Defunct American computer company

Realistic Controls Corporation (NCC), later Nylac Computer Corporation and Archives, Inc., was an American computer company based in Davenport, Iowa, founded in 1974.

==History==
===Realistic Controls Corporation (1974–1979)===
Realistic Controls Corporation was founded in Davenport, Iowa, around 1974 by Robert Staib. In 1976 the company moved into its headquarters at 404 W. 35th Street in the city, in a building formerly occupied by a drug store. By this time Realistic Controls was involved in designing, manufacturing, and installing computerized utility meters and custom computer controls for industries. The company also had short-lived operations in Cleveland, Ohio.

RCC's client roster by 1977 included John Deere, Caterpillar Inc., a utility company in California, and the state of Iowa. Early that year, the company brought out their first computer system to the general public. Called the Z/100 family, these were microcomputers running the Intel 8080 aimed at Fortran IV programmers.

In summer 1977 the company had entered the burgeoning home computer market, devising a system projected for release by Christmas that year. Their efforts culminated in the REX, a Z80-based microcomputer with 24 KB of RAM (expandable up to 64 KB), a built-in keyboard, composite and RF video output (in color or monochrome), two built-in 5.25-inch floppy disk drives, and a 15-amp power supply. Its motherboard design was based on the S-100 bus and had five free expansion card slots. The following year RCC released a single-board computer based on the RCA 1802, the MPPS 100.

===Nylac Computer Corporation (1979–1980)===

In around May 1979, Realistic Controls was sold to Gary Martin and renamed the Nylac Computer Corporation. The company subsequently released another computer based on the Z80, called the Nylac.

Its motherboard had a Z80 processor running at 4 MHz, an 8257/8275 memory mapped video controller address at 0×F800, and an 8251 serial controller for input/output. There were six S-100 bus interfaces, one of which was occupied with a 5.25-inch disc controller card.

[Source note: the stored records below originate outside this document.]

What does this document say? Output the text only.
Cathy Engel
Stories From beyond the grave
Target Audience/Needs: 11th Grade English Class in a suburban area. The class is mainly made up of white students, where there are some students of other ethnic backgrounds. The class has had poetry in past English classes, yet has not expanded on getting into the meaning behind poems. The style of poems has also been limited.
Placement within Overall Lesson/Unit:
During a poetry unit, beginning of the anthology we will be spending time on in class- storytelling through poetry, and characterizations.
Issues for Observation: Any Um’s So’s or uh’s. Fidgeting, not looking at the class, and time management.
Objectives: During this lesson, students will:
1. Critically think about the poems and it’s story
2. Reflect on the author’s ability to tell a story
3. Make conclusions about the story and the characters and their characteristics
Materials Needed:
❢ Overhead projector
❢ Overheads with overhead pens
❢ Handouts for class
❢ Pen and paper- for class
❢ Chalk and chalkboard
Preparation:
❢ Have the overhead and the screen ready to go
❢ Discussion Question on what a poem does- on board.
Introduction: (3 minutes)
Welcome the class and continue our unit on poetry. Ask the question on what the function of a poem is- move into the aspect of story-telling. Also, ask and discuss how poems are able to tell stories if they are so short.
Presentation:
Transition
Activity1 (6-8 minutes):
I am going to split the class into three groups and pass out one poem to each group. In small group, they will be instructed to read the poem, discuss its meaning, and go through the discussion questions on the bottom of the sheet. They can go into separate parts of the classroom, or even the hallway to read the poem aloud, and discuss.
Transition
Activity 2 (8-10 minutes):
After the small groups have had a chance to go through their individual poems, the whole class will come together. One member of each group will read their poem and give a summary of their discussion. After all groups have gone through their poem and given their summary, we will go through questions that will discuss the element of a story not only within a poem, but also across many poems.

The cabinet was filled with a 13-inch CRT display, a linear power supply, two 5.25-inch floppy drives (later versions used dual headed drives). Toward the end of production, Nylacs were built with a 5-MB, 5.25-inch hard drive to replace one of the floppies. The computer ran CP/M.

===Archives, Inc. (1980–1983)===

In 1980, Archives, Inc., acquired Nylac and subsumed their 404 W. 35th Street headquarters. Archives, Inc., was formed in 1978 by Patricia "Tish" Hewett, wife of William Alexander Hewitt, a former chairman of John Deere. The company sold their first computer system, the Archive I (originally the Archive Business System), in April 1980. Although a general-purpose computer that could run other software such as video games, the Archive I was intended mainly as a word processor. It ran a Z80 processor and came equipped with 64 KB of RAM stock. It was followed up with the Archives II in April 1981 and the Archives III in September 1981. Although an Archive IV was planned for release by the end of 1983, the firm in March 1983 announced its closure for June that year. It had employed 40 people that year and had been achieving "satisfactory" sales in the months preceding the announcement, but lengthy production delays for the Archive IV and tight cash reserves pressured the company to shutter.